Because Setsuna has come to attach so much of her happiness, her sense of purpose, her reason for existence, to this particular task, the shock when she learns that she wasn’t the sole reason for Haruki’s recovery is devastating. As Haruki notes in his narration, everything Setsuna did was one of several necessary processes in the whole progression. There was medication, there was time carefully spent outside and around other people, there was support from his coworkers, there were check-ins with the doctor. It was, above all, a matter of time. And as he points out to Setsuna, she tends to look at things in extremes. Either she is his savior, as Kazusa tasked her with being, or she is an angel of death, a plague, making everything worse. It never occurred to her that there could be anything between.

Nevertheless, Haruki hoped, prayed, that Setsuna would come back, to the point of leaving a note for her every time he went out, on the off-chance that she would show up and see it. Even though she didn’t single-handedly save him, he wanted her there. This is an important lesson to learn for any relationship: the value of being wanted, even without necessarily being needed, or what it means to be “needed” emotionally without being someone’s single lifeline. Setsuna has to grapple with this idea a bit, because she and Kazusa both believed that she needed to save him, and he had no hope otherwise. But he wants her, and he loves her. She doesn’t have to serve a purpose. All she has to do is be there, and be herself.

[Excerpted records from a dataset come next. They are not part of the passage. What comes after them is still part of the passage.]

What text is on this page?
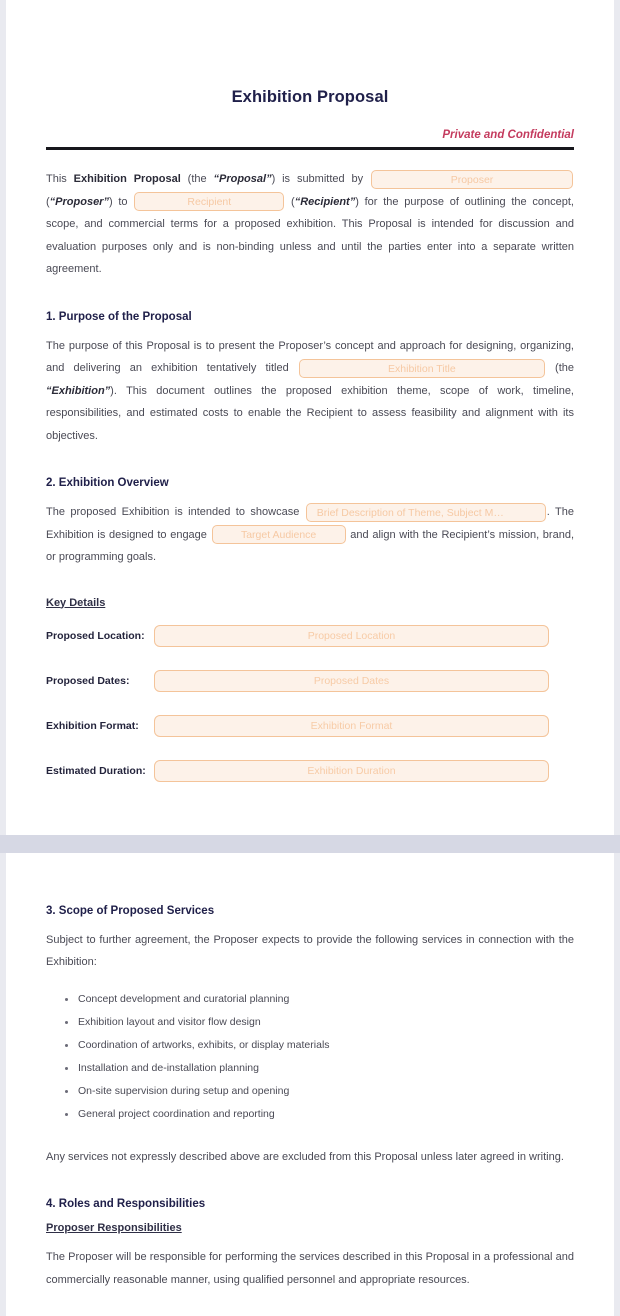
Exhibition Proposal
Private and Confidential

This Exhibition Proposal (the “Proposal”) is submitted by	Proposer (“Proposer”) to	Recipient	(“Recipient”) for the purpose of outlining the concept, scope, and commercial terms for a proposed exhibition. This Proposal is intended for discussion and evaluation purposes only and is non-binding unless and until the parties enter into a separate written agreement.

1. Purpose of the Proposal

The purpose of this Proposal is to present the Proposer’s concept and approach for designing, organizing, and delivering an exhibition tentatively titled	Exhibition Title	(the “Exhibition”). This document outlines the proposed exhibition theme, scope of work, timeline, responsibilities, and estimated costs to enable the Recipient to assess feasibility and alignment with its objectives.

2. Exhibition Overview

The proposed Exhibition is intended to showcase Brief Description of Theme, Subject M…	. The Exhibition is designed to engage	Target Audience	and align with the Recipient’s mission, brand, or programming goals.

Key Details
Proposed Location:	Proposed Location
Proposed Dates:	Proposed Dates
Exhibition Format:	Exhibition Format
Estimated Duration:	Exhibition Duration
3. Scope of Proposed Services

Subject to further agreement, the Proposer expects to provide the following services in connection with the Exhibition:

Concept development and curatorial planning
Exhibition layout and visitor flow design
Coordination of artworks, exhibits, or display materials
Installation and de-installation planning
On-site supervision during setup and opening
General project coordination and reporting

Any services not expressly described above are excluded from this Proposal unless later agreed in writing.

4. Roles and Responsibilities
Proposer Responsibilities

The Proposer will be responsible for performing the services described in this Proposal in a professional and commercially reasonable manner, using qualified personnel and appropriate resources.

Kazusa, meanwhile, runs herself almost into the ground trying to make her concerto happen, but her determination to give Youko what she wants sees her through. She goes through the work of setting up a computer, writing emails, making phone calls, demonstrating a shocking level of drive for someone who had established herself as thoroughly antisocial. She grits her teeth through rehearsal after rehearsal with a fussy, almost fanatical conductor who won’t even tell her what she’s doing wrong. And, after the show is over, she manages to pick her way through an interview—perhaps a smaller achievement objectively than the concert itself, but one through which Haruki recognizes just how much she has grown. She also learns, as a result of this experience, just how many people she has on her side—not just her mother, but Miyoko, Martin Flügel, the electronics company that sponsored her, the apparent network of influential performers who care about her like a daughter, and everyone else who came together to help this performance happen.

Kazusa’s growth can be neatly summed up with the exclamation she makes, in Japanese, during her interview: Zamaamiro—“just you watch.” It’s a confrontation, a promise, a farewell, all at once, and there’s very little question as to its main targets. Kazusa is ready to face her future, and her mother’s potential recovery—her return to the proud, selfish rival that Kazusa lamented losing earlier in the story—would certainly help. It may be bewildering, it may be frustrating, but it also gives Kazusa a concrete next step as she spreads her wings abroad.

For Haruki and Setsuna, there is work left to be done. It’s clear that Setsuna is still comparing herself with Kazusa, as she has been throughout the story. That she admits freely the possibility of her feeling jealous of Kazusa for the rest of her life is a step, but it’s also something that urgently needs to be addressed if she’s serious about it, because that sort of feeling will put a major wrench into a long-term relationship. Kazusa has demonstrated her determination to move forward; Setsuna will have to do the same. Haruki’s counseling suggestion, though Setsuna ignored it in the moment, might well be a good one for them to follow—there’s a lot to work through, with a history like theirs, not just jealousy. But with time, and the will to do that work, there’s hope.